Geçenlerde Almanya'nın doğu bölgesinde derlenmiş bir halk şarkısı metnini gördüm. "Gelinin Veda Şarkısı" adını taşıyan bu halk şarkısında gelin babası ile, annesiyle kızkardeşiyle vedalaşırken bir Anadolu gelininden farkı yok. Sadece ağabeyiyle vedalaşırken "Bana kırmızı şarap satın alan ağabeyim" diyor ki, bu biraz değişik. Bu değişikliği bir yana bırakırsak, bir Alman kızının da "yüksek yüksek tepelere ev kurmasınlar, anasının bir tanesini hor görmesinler" havasında vedalaşması ilgi çekici ve duygulandırıc!.
Sultan Aziz, bilindiği gibi intihar mı, cinayet mi olduğu uzun süre tartışılan bir ölümle ölmüştür. Onun için halk arasında doğan "Uyan Sultan Aziz uyan, Kan ağlıyor bütün cihan" ağıtı meşhurdur. Bavyera Kralı Ludvig "Sultan gibi bana da kıyacaklar" dediği bir ruhi bunalım sırasında, doktoru ile birlikte sandalda iken, bir rivayete göre kendisinin hatası ile, halk arasında dolaşan rivayete göre kasıtlı olarak boğulmuş ve Kral için de Bavyera halkı arasında "Güzel Kralımıza kıydılar" söylemi yayılmıştır. İşte halkların ağıtta birleşmesine bir örnek daha.
"Halklar, kederde benzeşirler" demiştik.
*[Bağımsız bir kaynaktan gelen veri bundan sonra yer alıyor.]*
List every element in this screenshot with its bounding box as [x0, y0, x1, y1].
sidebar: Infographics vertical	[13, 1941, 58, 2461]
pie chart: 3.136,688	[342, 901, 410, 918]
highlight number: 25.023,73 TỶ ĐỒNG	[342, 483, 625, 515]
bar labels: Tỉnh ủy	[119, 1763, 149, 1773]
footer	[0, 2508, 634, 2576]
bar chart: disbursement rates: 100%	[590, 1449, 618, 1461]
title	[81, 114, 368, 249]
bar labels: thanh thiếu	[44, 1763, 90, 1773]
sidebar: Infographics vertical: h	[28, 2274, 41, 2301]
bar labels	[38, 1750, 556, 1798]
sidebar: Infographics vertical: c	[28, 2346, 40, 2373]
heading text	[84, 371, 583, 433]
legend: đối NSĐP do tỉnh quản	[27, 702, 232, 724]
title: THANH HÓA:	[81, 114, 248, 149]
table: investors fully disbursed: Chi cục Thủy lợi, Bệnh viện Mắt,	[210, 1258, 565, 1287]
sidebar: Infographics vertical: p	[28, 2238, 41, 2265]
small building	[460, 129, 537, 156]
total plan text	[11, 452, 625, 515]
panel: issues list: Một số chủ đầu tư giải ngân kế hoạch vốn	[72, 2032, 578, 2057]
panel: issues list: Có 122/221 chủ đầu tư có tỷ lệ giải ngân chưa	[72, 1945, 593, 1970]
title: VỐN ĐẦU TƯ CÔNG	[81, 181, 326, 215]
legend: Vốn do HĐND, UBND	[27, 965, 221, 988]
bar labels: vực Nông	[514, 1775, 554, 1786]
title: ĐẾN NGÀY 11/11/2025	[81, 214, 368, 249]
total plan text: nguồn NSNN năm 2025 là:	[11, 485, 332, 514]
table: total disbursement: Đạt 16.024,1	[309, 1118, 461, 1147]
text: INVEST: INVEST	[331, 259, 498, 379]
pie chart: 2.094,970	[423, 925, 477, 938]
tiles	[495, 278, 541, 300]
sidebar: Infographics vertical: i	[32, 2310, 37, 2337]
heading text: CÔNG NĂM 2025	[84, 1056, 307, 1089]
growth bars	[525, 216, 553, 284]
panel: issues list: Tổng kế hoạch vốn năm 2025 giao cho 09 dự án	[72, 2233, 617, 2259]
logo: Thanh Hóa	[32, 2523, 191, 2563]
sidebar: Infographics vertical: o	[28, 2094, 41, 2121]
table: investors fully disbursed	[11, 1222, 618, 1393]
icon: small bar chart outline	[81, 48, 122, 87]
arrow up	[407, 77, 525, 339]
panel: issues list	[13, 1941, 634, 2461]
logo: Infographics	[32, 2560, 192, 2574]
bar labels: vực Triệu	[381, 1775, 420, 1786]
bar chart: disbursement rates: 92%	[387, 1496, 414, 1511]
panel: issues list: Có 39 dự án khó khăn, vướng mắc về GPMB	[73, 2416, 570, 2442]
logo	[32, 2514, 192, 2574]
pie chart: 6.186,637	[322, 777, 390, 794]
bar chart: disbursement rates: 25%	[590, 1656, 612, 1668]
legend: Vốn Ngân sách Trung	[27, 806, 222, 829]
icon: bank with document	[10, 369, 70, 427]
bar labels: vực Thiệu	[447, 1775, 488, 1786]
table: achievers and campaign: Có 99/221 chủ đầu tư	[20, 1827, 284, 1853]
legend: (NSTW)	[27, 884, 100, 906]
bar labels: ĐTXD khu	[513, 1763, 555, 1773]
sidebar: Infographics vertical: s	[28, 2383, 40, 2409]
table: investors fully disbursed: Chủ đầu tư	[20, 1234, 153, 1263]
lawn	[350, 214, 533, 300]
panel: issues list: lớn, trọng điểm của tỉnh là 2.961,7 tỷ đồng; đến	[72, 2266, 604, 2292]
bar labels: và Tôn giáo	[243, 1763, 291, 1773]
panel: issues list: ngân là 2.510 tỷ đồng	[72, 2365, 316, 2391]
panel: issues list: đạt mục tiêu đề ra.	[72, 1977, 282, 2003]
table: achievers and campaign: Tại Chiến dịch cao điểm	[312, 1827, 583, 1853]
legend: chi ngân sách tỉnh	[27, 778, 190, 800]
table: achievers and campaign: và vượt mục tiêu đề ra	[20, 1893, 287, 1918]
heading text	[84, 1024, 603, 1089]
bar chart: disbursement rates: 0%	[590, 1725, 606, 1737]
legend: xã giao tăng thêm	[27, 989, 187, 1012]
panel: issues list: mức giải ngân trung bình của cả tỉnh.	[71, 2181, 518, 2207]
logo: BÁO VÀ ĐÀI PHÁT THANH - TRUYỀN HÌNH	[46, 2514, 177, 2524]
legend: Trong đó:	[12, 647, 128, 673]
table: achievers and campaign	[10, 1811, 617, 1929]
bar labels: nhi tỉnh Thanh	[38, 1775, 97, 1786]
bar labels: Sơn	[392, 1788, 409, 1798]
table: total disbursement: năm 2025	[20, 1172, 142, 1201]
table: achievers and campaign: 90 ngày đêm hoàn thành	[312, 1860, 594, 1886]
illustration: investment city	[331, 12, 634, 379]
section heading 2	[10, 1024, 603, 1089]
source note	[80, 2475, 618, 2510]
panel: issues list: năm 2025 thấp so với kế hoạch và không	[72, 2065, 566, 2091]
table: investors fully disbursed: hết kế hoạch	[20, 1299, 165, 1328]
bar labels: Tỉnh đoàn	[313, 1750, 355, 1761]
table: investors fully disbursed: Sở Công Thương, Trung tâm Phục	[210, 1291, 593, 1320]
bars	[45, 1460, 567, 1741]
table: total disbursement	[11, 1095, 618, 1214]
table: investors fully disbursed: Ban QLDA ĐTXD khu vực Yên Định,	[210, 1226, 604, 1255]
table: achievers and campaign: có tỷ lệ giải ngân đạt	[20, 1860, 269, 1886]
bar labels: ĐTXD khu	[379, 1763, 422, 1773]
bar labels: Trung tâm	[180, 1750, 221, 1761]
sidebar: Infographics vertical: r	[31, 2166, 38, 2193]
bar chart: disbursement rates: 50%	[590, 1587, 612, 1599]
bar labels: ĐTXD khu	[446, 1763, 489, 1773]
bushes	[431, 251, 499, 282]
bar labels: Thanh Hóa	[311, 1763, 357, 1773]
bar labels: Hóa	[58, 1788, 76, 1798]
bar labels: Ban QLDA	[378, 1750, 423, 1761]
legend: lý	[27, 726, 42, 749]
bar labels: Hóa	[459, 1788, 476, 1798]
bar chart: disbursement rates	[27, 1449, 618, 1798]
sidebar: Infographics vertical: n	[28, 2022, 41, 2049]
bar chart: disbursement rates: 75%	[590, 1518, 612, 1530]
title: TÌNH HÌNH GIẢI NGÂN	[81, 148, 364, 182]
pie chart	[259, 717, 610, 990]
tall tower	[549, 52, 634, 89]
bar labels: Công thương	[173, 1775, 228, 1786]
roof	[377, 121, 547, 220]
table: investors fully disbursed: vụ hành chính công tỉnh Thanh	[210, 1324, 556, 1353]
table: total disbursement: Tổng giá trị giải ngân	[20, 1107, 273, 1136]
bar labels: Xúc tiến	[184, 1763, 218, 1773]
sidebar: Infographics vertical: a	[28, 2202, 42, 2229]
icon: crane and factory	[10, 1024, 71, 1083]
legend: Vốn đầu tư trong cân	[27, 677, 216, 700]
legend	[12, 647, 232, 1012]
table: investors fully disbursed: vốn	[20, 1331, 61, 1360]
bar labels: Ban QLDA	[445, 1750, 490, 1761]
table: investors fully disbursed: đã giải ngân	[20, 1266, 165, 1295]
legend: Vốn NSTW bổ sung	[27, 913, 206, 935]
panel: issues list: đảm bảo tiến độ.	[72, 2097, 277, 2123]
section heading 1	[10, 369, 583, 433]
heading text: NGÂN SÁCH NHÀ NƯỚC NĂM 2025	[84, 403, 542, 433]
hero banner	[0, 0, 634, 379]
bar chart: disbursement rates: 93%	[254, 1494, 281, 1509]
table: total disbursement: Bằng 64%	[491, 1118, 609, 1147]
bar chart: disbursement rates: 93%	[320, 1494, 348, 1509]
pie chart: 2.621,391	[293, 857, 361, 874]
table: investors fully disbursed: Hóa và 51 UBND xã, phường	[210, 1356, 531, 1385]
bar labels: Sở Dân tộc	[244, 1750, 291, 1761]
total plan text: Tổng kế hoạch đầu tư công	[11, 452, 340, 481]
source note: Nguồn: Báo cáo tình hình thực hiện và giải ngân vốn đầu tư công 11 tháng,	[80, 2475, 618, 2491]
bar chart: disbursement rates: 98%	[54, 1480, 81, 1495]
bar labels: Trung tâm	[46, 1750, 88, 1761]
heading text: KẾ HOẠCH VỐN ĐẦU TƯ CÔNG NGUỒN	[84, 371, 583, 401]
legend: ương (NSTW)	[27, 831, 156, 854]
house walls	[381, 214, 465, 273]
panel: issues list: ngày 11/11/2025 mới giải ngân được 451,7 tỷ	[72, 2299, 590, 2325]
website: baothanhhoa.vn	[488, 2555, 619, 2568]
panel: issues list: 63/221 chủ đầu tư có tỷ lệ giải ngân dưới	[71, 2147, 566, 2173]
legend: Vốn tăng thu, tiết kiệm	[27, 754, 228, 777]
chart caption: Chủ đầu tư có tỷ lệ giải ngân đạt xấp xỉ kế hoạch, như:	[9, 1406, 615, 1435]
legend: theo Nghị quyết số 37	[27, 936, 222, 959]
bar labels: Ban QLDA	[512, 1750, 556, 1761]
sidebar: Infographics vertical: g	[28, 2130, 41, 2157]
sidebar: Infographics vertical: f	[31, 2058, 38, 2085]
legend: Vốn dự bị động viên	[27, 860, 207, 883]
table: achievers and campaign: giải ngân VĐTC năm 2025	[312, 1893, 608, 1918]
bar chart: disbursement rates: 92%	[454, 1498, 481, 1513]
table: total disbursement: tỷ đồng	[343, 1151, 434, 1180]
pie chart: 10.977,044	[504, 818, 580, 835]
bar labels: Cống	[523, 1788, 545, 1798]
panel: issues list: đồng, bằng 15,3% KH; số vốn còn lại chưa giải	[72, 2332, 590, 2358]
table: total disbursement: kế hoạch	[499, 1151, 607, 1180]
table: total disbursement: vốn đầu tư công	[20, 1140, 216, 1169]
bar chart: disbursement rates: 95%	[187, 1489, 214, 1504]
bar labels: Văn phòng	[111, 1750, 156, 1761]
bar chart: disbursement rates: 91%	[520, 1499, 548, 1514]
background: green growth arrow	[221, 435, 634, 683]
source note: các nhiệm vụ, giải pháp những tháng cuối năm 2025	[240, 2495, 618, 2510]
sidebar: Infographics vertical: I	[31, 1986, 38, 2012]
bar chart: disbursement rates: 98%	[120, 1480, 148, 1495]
Sevinçte ise yerel farklar ortaya çıkar. Kimi saldırgan, kimi daha hazımlı olur. Sulu sevinç ise halkları birbirine yaklaştırmaz, uzaklaştırır. Kazancakis "İki keklik bir arada ötüyor" türküsündeki Anadolu hüznünün Aleksi Zorba'yı nasıl duygulandırdığını anlatır. Bizi de Yunan Halk Müziği duygulandırır. Fakat tavernalardaki  bize uymadığı için avanakça görünen  tabak kırma adeti, aklı ewel züppeler tarafından bizi Yunanlılara yaklaştırıyor gibi gösterilirken, aslında uzaklaştırmaktadır. Birbirini ciddiye alan halklar arasındaki düşmanlık bile, halkları birbirine yaklaştırır. İki toplum birbirini ciddiye almıyorsa, sulu dostluk, gelecekte daha yoğun düşmanlıklar hazırlar.